Le Financial Times a lancé un pavé dans la marre en révélant que le Qatar aurait proposé à Nicolas Sarkozy d’être à la tête d’un fonds spéculatif doté de 500 millions d’euros. Cette information a été reprise cette semaine par le quotidien économique français Les Echos mais faut-il réellement croire à la conversion définitive de l’ancien président  dans les affaires ?

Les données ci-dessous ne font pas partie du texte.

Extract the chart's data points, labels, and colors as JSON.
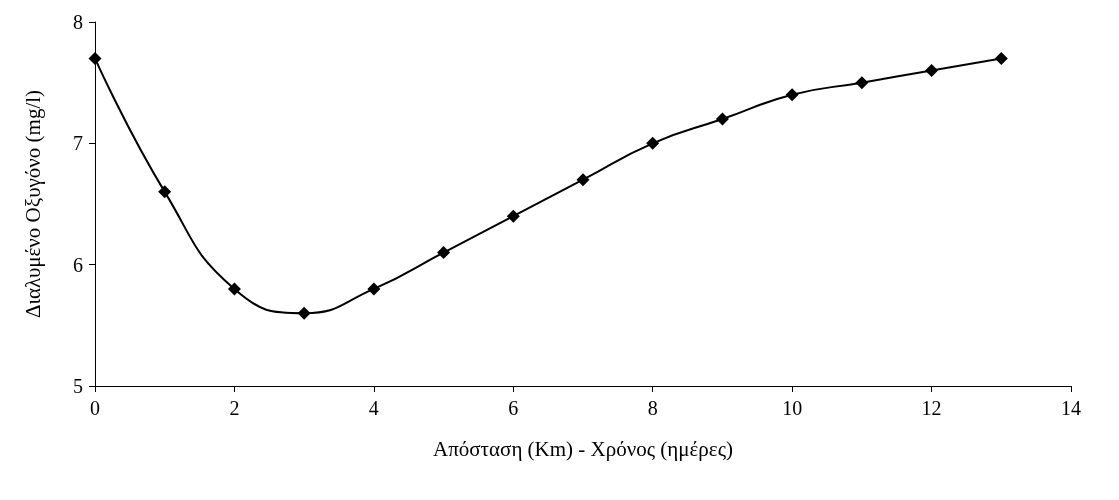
{
  "chart_data": {
    "type": "line",
    "xlabel": "Απόσταση (Km) - Χρόνος (ημέρες)",
    "ylabel": "Διαλυμένο Οξυγόνο (mg/l)",
    "x": [
      0,
      1,
      2,
      3,
      4,
      5,
      6,
      7,
      8,
      9,
      10,
      11,
      12,
      13
    ],
    "series": [
      {
        "color": "#000000",
        "values": [
          7.7,
          6.6,
          5.8,
          5.6,
          5.8,
          6.1,
          6.4,
          6.7,
          7.0,
          7.2,
          7.4,
          7.5,
          7.6,
          7.7
        ]
      }
    ],
    "xlim": [
      0,
      14
    ],
    "xticks": [
      0,
      2,
      4,
      6,
      8,
      10,
      12,
      14
    ],
    "ylim": [
      5,
      8
    ],
    "yticks": [
      5,
      6,
      7,
      8
    ],
    "grid": false,
    "marker": "diamond",
    "line_style": "solid"
  }
}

Certes, Nicolas Sarkozy entretient d’excellentes relations avec le Qatar, certes, Nicolas Sarkozy a ouvert la voie aux investissements du petit émirat en France, certes Nicolas Sarkozy a toujours déclaré vouloir gagner beaucoup d’argent après sa carrière politique. Toutefois, il ne faut pas accorder autant de valeur à cette information. En effet, il y a quelques mois, une rumeur de cette nature circulait déjà annonçant que l’ancien président s’apprêtait à lancer un fonds doté de 1 milliard d’euros avec Alain Minc.  Celle-ci a immédiatement été démentie par l’entourage du président.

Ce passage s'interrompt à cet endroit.